Jennifer Yuh’s Kung Fu Panda 2, an exquisite looking but substantially hollow sequel to the smash hit from 2008, only exists to rehash conflicts of identity and personality tormenting panda bear Dragon Warrior Po (voiced by Jack Black). While the first film dealt with Po’s ascension to the top of the kung-fu ladder, Yuh’s film examines another sort of origin story: Po’s traumatic childhood. The immergence of Lord Shen (Gary Oldman), a deadly Peacock looking to rule all of China, brings up the secrets of Po’s past. As with his relationship with kung fu in the first film, realizations about his youth establish a similar character arc for Po where self-confidence and fulfilling your destiny are one in the same.
All the familiar characters are back, including Tigress (Angelina Jolie), Mantis (Seth Rogen), Monkey (Jackie Chan), and Crane (David Cross). Despite their obvious importance to Po’s success as a fighter, these characters are completely pushed to the background, so as not to take the spotlight away from our hero’s listless search for the truth. The makeshift screenplay by Jonathan Aibel and Glenn Berger plants viewer-friendly references to Hong Kong cinema while ignoring the more glaring inconsistencies in character development. Each dialogue scene, which establishes a redundant cause-and-effect momentum, becomes a carbon copy of the previous one. Kung Fu Panda 2 works best when it moves forward in exciting bursts of action, yet most of its forgettable duration is stricken with lengthy exposition.
Much like the original, Kung Fu Panda 2 contains a colorful and layered production design that recreates ancient Chinese cities and natural settings with a pristine attention to detail. We get an excellent sense of time and place when Po and company assault Lord Shen’s hideout, and the kinetic kung fu is one of the highlights of the film. Interestingly, Kung Fu Panda 2 doesn’t feel like a rush job like many sequels. There’s an attention to the nuances of texture that shows how much time the technicians spent on creating the dynamic visual aesthetic.

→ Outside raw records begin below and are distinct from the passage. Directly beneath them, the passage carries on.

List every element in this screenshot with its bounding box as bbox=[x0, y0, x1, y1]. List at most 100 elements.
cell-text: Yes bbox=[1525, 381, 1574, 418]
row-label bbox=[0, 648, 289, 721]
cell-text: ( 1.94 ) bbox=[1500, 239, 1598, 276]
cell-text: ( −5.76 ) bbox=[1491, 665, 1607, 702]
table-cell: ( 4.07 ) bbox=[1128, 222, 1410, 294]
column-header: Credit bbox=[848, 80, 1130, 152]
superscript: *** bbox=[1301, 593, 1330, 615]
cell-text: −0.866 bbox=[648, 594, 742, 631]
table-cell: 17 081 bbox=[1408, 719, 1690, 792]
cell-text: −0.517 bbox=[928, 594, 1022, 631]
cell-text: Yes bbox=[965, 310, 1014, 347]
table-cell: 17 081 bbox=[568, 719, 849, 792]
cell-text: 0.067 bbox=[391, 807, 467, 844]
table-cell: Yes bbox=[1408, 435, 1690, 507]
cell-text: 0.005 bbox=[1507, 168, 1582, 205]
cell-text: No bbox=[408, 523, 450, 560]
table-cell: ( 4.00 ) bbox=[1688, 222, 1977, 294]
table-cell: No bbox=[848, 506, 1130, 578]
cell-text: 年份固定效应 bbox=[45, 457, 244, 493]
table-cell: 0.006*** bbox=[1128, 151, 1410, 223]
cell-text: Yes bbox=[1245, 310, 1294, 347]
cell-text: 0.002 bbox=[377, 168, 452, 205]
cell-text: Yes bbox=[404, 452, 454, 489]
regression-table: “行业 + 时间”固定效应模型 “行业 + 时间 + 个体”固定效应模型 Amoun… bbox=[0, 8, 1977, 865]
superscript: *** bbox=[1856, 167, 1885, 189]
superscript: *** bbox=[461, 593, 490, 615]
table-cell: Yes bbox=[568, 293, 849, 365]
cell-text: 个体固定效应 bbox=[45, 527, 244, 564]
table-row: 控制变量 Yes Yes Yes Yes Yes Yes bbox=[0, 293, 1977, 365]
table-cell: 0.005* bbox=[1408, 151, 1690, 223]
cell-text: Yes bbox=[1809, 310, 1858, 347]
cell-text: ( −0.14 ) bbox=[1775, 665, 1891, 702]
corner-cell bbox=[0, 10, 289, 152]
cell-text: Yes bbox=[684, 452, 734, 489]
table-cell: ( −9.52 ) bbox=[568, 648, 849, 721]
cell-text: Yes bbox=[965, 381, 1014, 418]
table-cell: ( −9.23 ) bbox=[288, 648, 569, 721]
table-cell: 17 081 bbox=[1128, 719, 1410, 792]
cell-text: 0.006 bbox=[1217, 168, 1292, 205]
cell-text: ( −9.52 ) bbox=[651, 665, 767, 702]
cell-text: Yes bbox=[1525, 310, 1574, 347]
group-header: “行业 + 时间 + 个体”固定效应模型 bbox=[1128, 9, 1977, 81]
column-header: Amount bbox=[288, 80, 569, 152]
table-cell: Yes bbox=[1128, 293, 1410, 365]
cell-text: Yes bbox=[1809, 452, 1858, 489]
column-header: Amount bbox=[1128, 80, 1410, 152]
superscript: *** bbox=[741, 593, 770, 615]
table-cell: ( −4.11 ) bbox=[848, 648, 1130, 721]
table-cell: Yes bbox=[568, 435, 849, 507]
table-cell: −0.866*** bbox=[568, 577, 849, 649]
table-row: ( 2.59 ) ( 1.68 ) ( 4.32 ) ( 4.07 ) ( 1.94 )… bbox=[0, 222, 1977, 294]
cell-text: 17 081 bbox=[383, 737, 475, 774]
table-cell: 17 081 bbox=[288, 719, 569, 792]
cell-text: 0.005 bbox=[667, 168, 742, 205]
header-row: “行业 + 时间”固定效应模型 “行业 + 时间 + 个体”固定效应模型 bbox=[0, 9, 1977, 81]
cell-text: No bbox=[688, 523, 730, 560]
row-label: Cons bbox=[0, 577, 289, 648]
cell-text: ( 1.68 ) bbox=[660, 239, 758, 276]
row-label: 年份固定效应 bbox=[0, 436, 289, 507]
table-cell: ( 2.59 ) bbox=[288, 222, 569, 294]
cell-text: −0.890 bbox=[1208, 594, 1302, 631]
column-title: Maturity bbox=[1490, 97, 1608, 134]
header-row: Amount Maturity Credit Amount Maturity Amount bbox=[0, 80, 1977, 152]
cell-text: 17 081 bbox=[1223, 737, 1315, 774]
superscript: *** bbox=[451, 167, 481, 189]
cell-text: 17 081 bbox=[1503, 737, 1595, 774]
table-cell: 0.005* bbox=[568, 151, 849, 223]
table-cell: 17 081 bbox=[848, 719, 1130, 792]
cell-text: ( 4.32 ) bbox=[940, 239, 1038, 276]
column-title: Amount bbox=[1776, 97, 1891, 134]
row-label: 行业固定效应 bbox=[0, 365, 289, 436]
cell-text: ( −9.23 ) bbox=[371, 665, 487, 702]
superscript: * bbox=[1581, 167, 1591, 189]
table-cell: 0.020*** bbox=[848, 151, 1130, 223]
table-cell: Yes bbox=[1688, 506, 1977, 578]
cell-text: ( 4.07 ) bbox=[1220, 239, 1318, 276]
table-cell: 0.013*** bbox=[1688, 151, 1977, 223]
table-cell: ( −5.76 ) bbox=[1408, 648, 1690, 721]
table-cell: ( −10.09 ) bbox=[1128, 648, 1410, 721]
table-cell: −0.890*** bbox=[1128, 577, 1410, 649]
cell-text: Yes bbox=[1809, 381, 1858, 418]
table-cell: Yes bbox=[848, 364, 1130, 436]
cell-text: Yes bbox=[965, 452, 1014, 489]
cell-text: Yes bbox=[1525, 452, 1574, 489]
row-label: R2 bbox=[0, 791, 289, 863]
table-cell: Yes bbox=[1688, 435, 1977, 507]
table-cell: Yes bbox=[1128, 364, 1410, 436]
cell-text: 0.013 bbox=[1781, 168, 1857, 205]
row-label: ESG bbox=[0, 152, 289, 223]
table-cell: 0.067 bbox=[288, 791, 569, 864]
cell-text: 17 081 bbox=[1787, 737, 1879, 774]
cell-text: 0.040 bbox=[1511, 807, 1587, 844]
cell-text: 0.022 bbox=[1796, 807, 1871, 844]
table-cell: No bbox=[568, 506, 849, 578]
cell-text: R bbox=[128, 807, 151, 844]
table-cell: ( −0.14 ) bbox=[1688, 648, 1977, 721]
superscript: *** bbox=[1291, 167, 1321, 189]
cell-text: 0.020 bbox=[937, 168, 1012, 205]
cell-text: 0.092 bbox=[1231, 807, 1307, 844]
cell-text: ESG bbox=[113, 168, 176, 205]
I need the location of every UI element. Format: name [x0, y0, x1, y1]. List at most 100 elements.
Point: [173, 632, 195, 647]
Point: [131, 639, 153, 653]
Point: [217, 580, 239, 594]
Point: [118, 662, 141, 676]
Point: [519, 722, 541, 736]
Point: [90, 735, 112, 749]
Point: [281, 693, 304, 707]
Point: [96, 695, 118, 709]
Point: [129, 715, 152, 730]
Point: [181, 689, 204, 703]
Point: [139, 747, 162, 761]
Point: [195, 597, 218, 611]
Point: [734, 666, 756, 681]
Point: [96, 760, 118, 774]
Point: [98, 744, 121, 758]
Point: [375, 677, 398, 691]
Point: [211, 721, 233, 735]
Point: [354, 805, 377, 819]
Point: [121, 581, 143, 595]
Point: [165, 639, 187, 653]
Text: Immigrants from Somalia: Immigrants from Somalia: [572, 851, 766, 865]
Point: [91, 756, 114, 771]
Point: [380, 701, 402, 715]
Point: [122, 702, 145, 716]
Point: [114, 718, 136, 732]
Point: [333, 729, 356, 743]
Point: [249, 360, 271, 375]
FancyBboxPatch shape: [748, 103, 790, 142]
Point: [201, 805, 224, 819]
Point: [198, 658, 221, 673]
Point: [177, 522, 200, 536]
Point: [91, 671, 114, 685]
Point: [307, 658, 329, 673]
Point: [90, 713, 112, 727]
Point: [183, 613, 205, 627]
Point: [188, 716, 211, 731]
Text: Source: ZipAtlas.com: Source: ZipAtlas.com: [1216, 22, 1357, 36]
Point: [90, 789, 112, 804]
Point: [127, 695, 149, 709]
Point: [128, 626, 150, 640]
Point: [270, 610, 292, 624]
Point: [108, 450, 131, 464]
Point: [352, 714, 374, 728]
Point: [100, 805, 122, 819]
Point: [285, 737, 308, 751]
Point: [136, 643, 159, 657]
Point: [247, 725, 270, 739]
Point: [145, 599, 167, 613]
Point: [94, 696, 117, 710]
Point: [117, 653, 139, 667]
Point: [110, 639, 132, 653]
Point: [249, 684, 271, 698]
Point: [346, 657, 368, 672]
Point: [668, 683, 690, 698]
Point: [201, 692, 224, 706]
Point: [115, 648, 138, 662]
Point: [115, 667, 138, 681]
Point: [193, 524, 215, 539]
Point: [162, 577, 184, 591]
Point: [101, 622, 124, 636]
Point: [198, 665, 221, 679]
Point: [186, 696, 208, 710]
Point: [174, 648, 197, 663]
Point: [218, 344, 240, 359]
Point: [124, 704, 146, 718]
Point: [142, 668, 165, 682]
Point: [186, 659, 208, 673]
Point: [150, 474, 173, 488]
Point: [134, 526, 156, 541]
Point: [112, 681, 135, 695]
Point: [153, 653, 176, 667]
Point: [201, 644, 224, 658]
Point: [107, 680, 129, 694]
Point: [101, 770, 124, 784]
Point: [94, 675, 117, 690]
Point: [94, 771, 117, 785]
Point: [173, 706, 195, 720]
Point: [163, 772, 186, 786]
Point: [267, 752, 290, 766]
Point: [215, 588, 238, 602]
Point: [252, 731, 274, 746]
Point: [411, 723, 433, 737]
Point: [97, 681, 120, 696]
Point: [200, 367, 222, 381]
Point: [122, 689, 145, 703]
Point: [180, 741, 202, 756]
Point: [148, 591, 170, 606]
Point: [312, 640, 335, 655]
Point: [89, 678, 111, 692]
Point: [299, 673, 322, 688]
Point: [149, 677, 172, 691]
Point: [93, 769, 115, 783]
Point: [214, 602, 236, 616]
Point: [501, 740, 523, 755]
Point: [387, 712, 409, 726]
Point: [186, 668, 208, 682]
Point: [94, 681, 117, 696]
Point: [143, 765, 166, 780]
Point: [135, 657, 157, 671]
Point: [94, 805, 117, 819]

By the end, Po experiences some of the same recycled epiphanies from the first film, sans their emotional panache. Familiar territory like this is frustrating, and in the grand scheme of things unoriginality merely feeds the opening box office receipts. After that moment, Kung Fu Panda 2 will quickly fade from memory. Po may be the Dragon Warrior, but his victories sure feel fixed.